Cambridge, Inglaterra
«Deixe-me explicar o que acontece,
sussurrou o agressor, calmamente. Deslizei a faca por essa finíssima pele até ao
coração que batia. Agora o senhor já não sente a lâmina mover-se, mas dividi o
coração quase na metade exacta. O ferimento no peito é tão perfeito que pouco
sangue se espalhará, mas o coração continuará a bombear por um instante,
enchendo a cavidade peitoral com suficiente sangue, pelo menos em teoria, para
fazer o torso, na verdade, explodir. Não tenha medo. Estará morto quando isso
acontecer. Mas tornará muito difícil a identificação do sangue. O capuz do
monge escorregou para trás e revelou um rosto de frio brilho. Tinha os olhos
cor de folhas verdes novas, cabelos grisalhos encaracolados, desgrenhados e tempestuosos
ao redor da cabeça. As feições pareciam mais esculpidas que fixas.
Eu o conheci... anos atrás...
Giordano!, conseguiu dizer Jacob. Sim, respondeu Giordano, tranquilizando-o. Por
isso o matei: não devo mais ser Giordano. Preciso desaparecer de todos
os registos, e o senhor é um registo vivo de minha existência. De agora em
diante, serei chamado de Timon, entenda. Jacob lutou para falar mais.
Não tema, interrompeu-o o
assassino. O senhor dedicou a Deus e a seus amos na família Sidney uma boa vida
de serviço. Tem a alma prostrada agora... Eu a sinto... A espera do salto para
o céu. Lá encontrará bem-aventurança. Foi um homem bom.
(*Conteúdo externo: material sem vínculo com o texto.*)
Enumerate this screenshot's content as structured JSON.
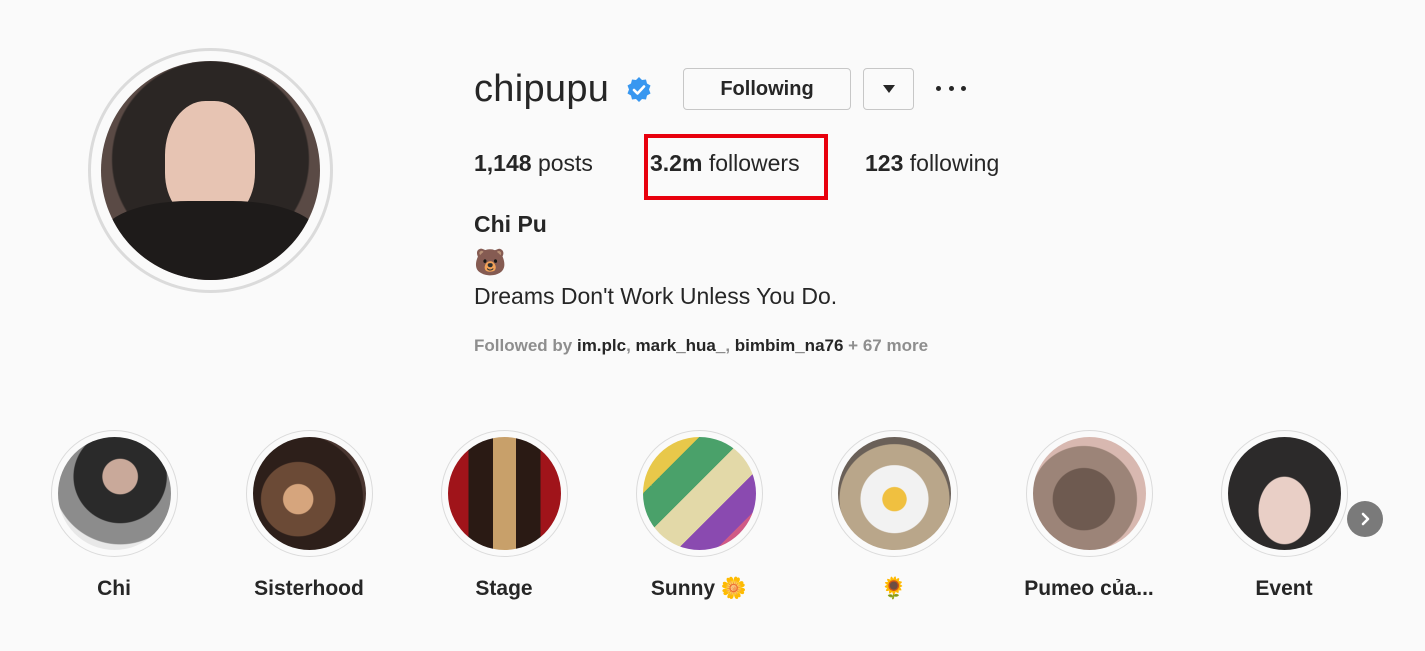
{
  "profile": {
    "username": "chipupu",
    "verified": true,
    "verified_icon": "verified-badge-icon",
    "following_label": "Following",
    "dropdown_icon": "caret-down-icon",
    "more_icon": "more-options-icon"
  },
  "stats": {
    "posts_count": "1,148",
    "posts_label": "posts",
    "followers_count": "3.2m",
    "followers_label": "followers",
    "following_count": "123",
    "following_label": "following"
  },
  "bio": {
    "full_name": "Chi Pu",
    "emoji": "🐻",
    "text": "Dreams Don't Work Unless You Do.",
    "followed_by_prefix": "Followed by",
    "followed_by_accounts": [
      "im.plc",
      "mark_hua_",
      "bimbim_na76"
    ],
    "followed_by_more": "+ 67 more"
  },
  "highlights": [
    {
      "label": "Chi"
    },
    {
      "label": "Sisterhood"
    },
    {
      "label": "Stage"
    },
    {
      "label": "Sunny 🌼"
    },
    {
      "label": "🌻"
    },
    {
      "label": "Pumeo của..."
    },
    {
      "label": "Event"
    }
  ],
  "annotation": {
    "highlight_color": "#e8000d"
  },
  "colors": {
    "verified_blue": "#3897f0",
    "background": "#fafafa",
    "text": "#262626",
    "muted": "#8e8e8e"
  }
}
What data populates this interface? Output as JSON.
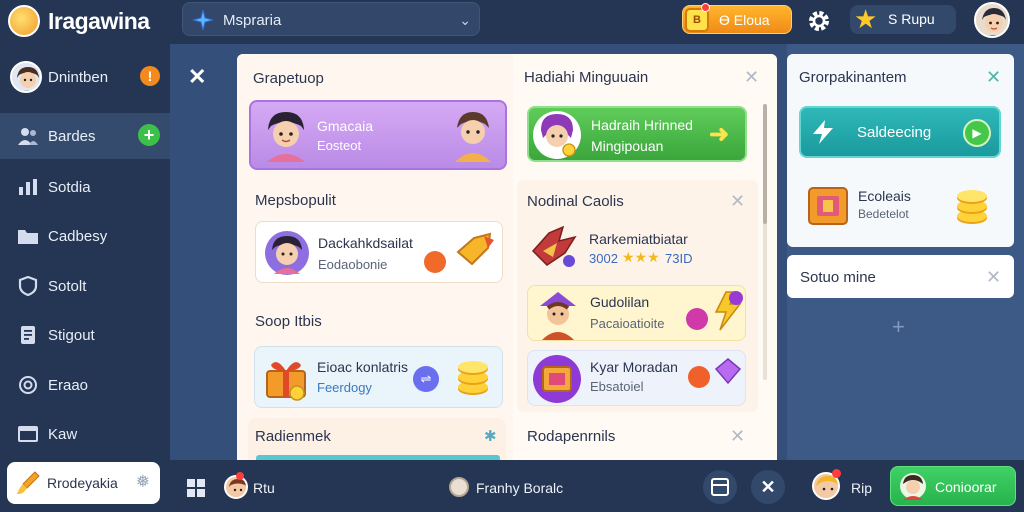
{
  "app": {
    "title": "Iragawina"
  },
  "search": {
    "value": "Mspraria"
  },
  "header": {
    "coin_label": "Ɵ Eloua",
    "coin_icon_text": "B",
    "star_label": "S Rupu"
  },
  "sidebar": {
    "items": [
      {
        "label": "Dnintben"
      },
      {
        "label": "Bardes"
      },
      {
        "label": "Sotdia"
      },
      {
        "label": "Cadbesy"
      },
      {
        "label": "Sotolt"
      },
      {
        "label": "Stigout"
      },
      {
        "label": "Eraao"
      },
      {
        "label": "Kaw"
      }
    ],
    "bottom_label": "Rrodeyakia"
  },
  "main": {
    "left_col": {
      "title_1": "Grapetuop",
      "card_1": {
        "line1": "Gmacaia",
        "line2": "Eosteot"
      },
      "title_2": "Mepsbopulit",
      "card_2": {
        "line1": "Dackahkdsailat",
        "line2": "Eodaobonie"
      },
      "title_3": "Soop Itbis",
      "card_3": {
        "line1": "Eioac konlatris",
        "line2": "Feerdogy"
      },
      "title_4": "Radienmek"
    },
    "right_col": {
      "title_1": "Hadiahi Minguuain",
      "green_card": {
        "line1": "Hadraih Hrinned",
        "line2": "Mingipouan"
      },
      "title_2": "Nodinal Caolis",
      "card_a": {
        "line1": "Rarkemiatbiatar",
        "line2": "3002",
        "line2b": "73ID"
      },
      "card_b": {
        "line1": "Gudolilan",
        "line2": "Pacaioatioite"
      },
      "card_c": {
        "line1": "Kyar Moradan",
        "line2": "Ebsatoiel"
      },
      "title_3": "Rodapenrnils"
    }
  },
  "right_panel": {
    "title": "Grorpakinantem",
    "teal_button": "Saldeecing",
    "item": {
      "line1": "Ecoleais",
      "line2": "Bedetelot"
    },
    "section_title": "Sotuo mine"
  },
  "bottom": {
    "user1": "Rtu",
    "center_label": "Franhy Boralc",
    "user2": "Rip",
    "continue": "Conioorar"
  },
  "colors": {
    "sidebar_bg": "#243654",
    "main_bg": "#34507a",
    "accent_yellow": "#f6c127",
    "purple": "#c79bf0",
    "green": "#3fbf4d",
    "teal": "#1fa8ae",
    "orange": "#f28a1e"
  }
}
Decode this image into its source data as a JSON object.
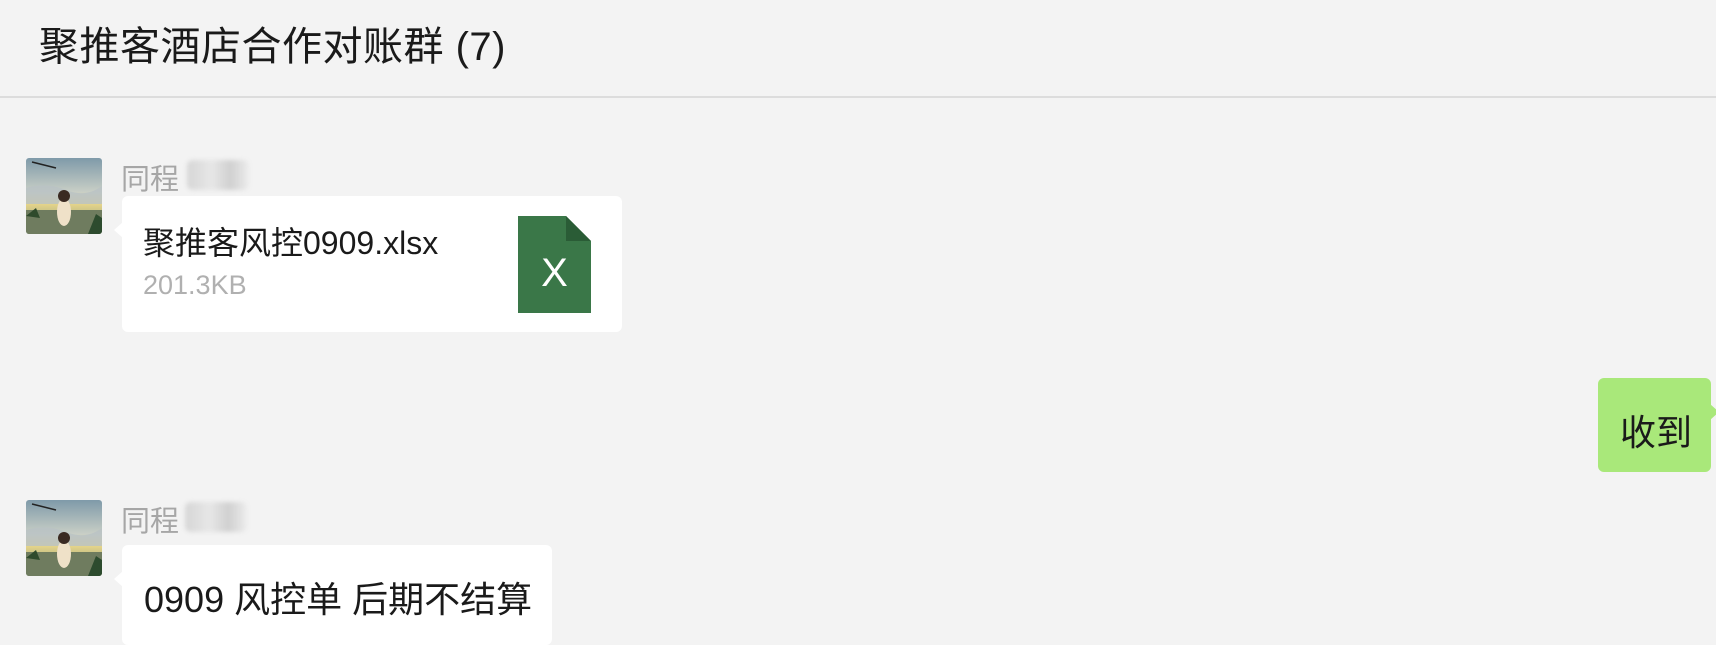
{
  "header": {
    "title": "聚推客酒店合作对账群 (7)"
  },
  "messages": [
    {
      "sender": "同程",
      "type": "file",
      "file": {
        "name": "聚推客风控0909.xlsx",
        "size": "201.3KB",
        "icon": "excel-file-icon",
        "icon_letter": "X",
        "icon_color": "#3a7748"
      }
    },
    {
      "sender": "self",
      "type": "text",
      "text": "收到",
      "bubble_color": "#a9e87a"
    },
    {
      "sender": "同程",
      "type": "text",
      "text": "0909 风控单  后期不结算"
    }
  ]
}
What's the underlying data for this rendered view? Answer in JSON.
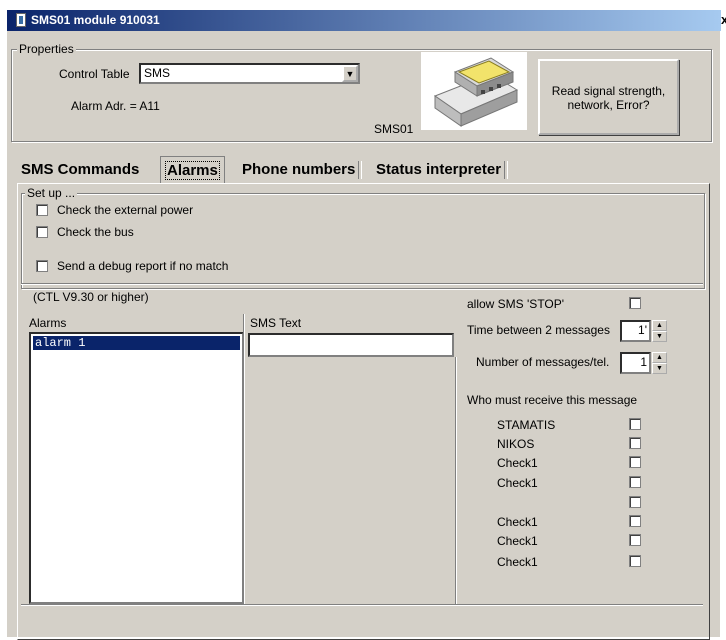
{
  "window": {
    "title": "SMS01 module 910031",
    "close_glyph": "x"
  },
  "properties": {
    "group_label": "Properties",
    "control_table_label": "Control Table",
    "control_table_value": "SMS",
    "alarm_addr": "Alarm Adr. = A11",
    "device_caption": "SMS01",
    "read_button_line1": "Read signal strength,",
    "read_button_line2": "network, Error?"
  },
  "tabs": [
    {
      "label": "SMS Commands",
      "selected": false
    },
    {
      "label": "Alarms",
      "selected": true
    },
    {
      "label": "Phone numbers",
      "selected": false
    },
    {
      "label": "Status interpreter",
      "selected": false
    }
  ],
  "setup": {
    "group_label": "Set up ...",
    "options": [
      {
        "label": "Check the external power",
        "checked": false
      },
      {
        "label": "Check the bus",
        "checked": false
      },
      {
        "label": "Send a debug report if no match",
        "checked": false
      }
    ]
  },
  "alarms": {
    "version_note": "(CTL V9.30 or higher)",
    "list_header": "Alarms",
    "items": [
      "alarm 1"
    ],
    "sms_text_header": "SMS Text",
    "sms_text_value": ""
  },
  "settings": {
    "allow_stop_label": "allow SMS 'STOP'",
    "allow_stop_checked": false,
    "time_between_label": "Time between 2 messages",
    "time_between_value": "1'",
    "num_messages_label": "Number of messages/tel.",
    "num_messages_value": "1",
    "who_receives_label": "Who must receive this message",
    "recipients": [
      {
        "name": "STAMATIS",
        "checked": false
      },
      {
        "name": "NIKOS",
        "checked": false
      },
      {
        "name": "Check1",
        "checked": false
      },
      {
        "name": "Check1",
        "checked": false
      },
      {
        "name": "",
        "checked": false
      },
      {
        "name": "Check1",
        "checked": false
      },
      {
        "name": "Check1",
        "checked": false
      },
      {
        "name": "Check1",
        "checked": false
      }
    ]
  }
}
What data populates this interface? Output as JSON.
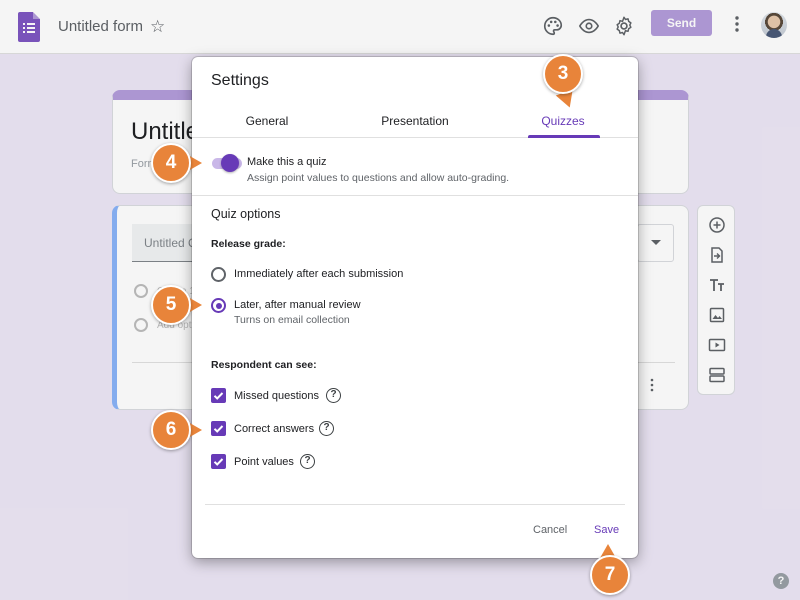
{
  "topbar": {
    "form_title": "Untitled form",
    "send_label": "Send",
    "icons": [
      "form-doc-icon",
      "star-icon",
      "palette-icon",
      "eye-icon",
      "gear-icon",
      "more-vert-icon",
      "avatar"
    ]
  },
  "background_form": {
    "title": "Untitle",
    "description": "Form",
    "question_title": "Untitled Q",
    "option_1": "Option 1",
    "add_option": "Add opti"
  },
  "side_toolbar": {
    "icons": [
      "add-circle-icon",
      "import-icon",
      "title-icon",
      "image-icon",
      "video-icon",
      "section-icon"
    ]
  },
  "dialog": {
    "title": "Settings",
    "tabs": [
      {
        "label": "General"
      },
      {
        "label": "Presentation"
      },
      {
        "label": "Quizzes",
        "active": true
      }
    ],
    "quiz_toggle": {
      "label": "Make this a quiz",
      "description": "Assign point values to questions and allow auto-grading.",
      "on": true
    },
    "quiz_options_title": "Quiz options",
    "release_grade": {
      "label": "Release grade:",
      "options": [
        {
          "label": "Immediately after each submission",
          "selected": false
        },
        {
          "label": "Later, after manual review",
          "sublabel": "Turns on email collection",
          "selected": true
        }
      ]
    },
    "respondent_can_see": {
      "label": "Respondent can see:",
      "items": [
        {
          "label": "Missed questions",
          "checked": true
        },
        {
          "label": "Correct answers",
          "checked": true
        },
        {
          "label": "Point values",
          "checked": true
        }
      ]
    },
    "cancel_label": "Cancel",
    "save_label": "Save"
  },
  "callouts": [
    "3",
    "4",
    "5",
    "6",
    "7"
  ],
  "colors": {
    "accent": "#673ab7",
    "send_button": "#b39ddb",
    "callout": "#e8843a",
    "background": "#ede7f6"
  }
}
O beco era curto, o espaço de
três cavalos, pedras sob os pés, gelo entre duas lojas ruidosas naquela parte
mais pobre de Cambridge. A primeira, de um açougueiro, emprestava o ar de
fétida putrefacção. A outra, o casebre de um funileiro. De toda a parte,
pendiam panelas baratas.
Jacob se esquecera de onde se
encontrava. Não conseguia sentir nada. Apenas o opressivo aroma de noz-moscada
que se desprendia do agressor. Talvez se pergunte por que escolhi este método
de execução, continuou Giordano, a lâmina ainda no peito do velho. Eu tinha
ternura pelo senhor, e meus estudos indicaram que não se sente nada com esse
ferimento. Os antigos médicos gregos nos dizem que, quando um homem sofre um
repentino choque dessa magnitude, o corpo recusa-se a acreditar, e todos os
sentidos se fecham por um breve tempo. O senhor logo dormirá, sem sentir mais
que a primeira afronta do punhal. Ofereci-lhe, Jacob, a única bondade que tenho
a dar numa circunstância como esta.
O velho revirou os olhos. Ah. Timon
retirou o punhal. A vítima cambaleou em direcção às pedras do beco no momento
em que o assassino imaginou ver uma erupção de vapor branco projectar-se para
cima. Adeus, Jacob, disse o assassino ao vapor. Eu, ai de mim, não tornarei a
vê-lo. Passaremos à eternidade em diferentes acomodações. Nesse momento, um
cachorro saltou das sombras, liberado por uma porta lateral do açougue.
Pegue-o, garoto!, grunhiu uma
voz. Ele matou Jacob. O animal saltou sobre a garganta de Timon. Sem reflectir,
ele girou o punhal para a frente, enterrou-o fundo e cortou a garganta do
animal, quase degolando-o. A carcaça agonizante continuou a voar até cair no chão
ao lado da vítima. O assassino avançou três longos passos com toda a calma e
encontrou o açougueiro agachado nas sombras, com os olhos saltando das órbitas.
Sem
uma palavra, agarrou-o pelo avental e atirou-o para trás pela porta lateral,
loja adentro. O homem bateu numa mesa de madeira e caiu encolhido no piso. Como
uma sombra fugaz, Timon voltou ao beco para agarrar pelo rabo do cachorro morto
e arrastá-lo até ao açougue. Vai ser um pouco desconfortável, avisou, muito
tranquilo, e jogou mais uma vez o capuz para trás. Logo o açougueiro começou a
rastejar de costas». In Phillip Depoy, A Conspiração do rei
James, Prumo, 2009, ISBN 978-857-927-022-2.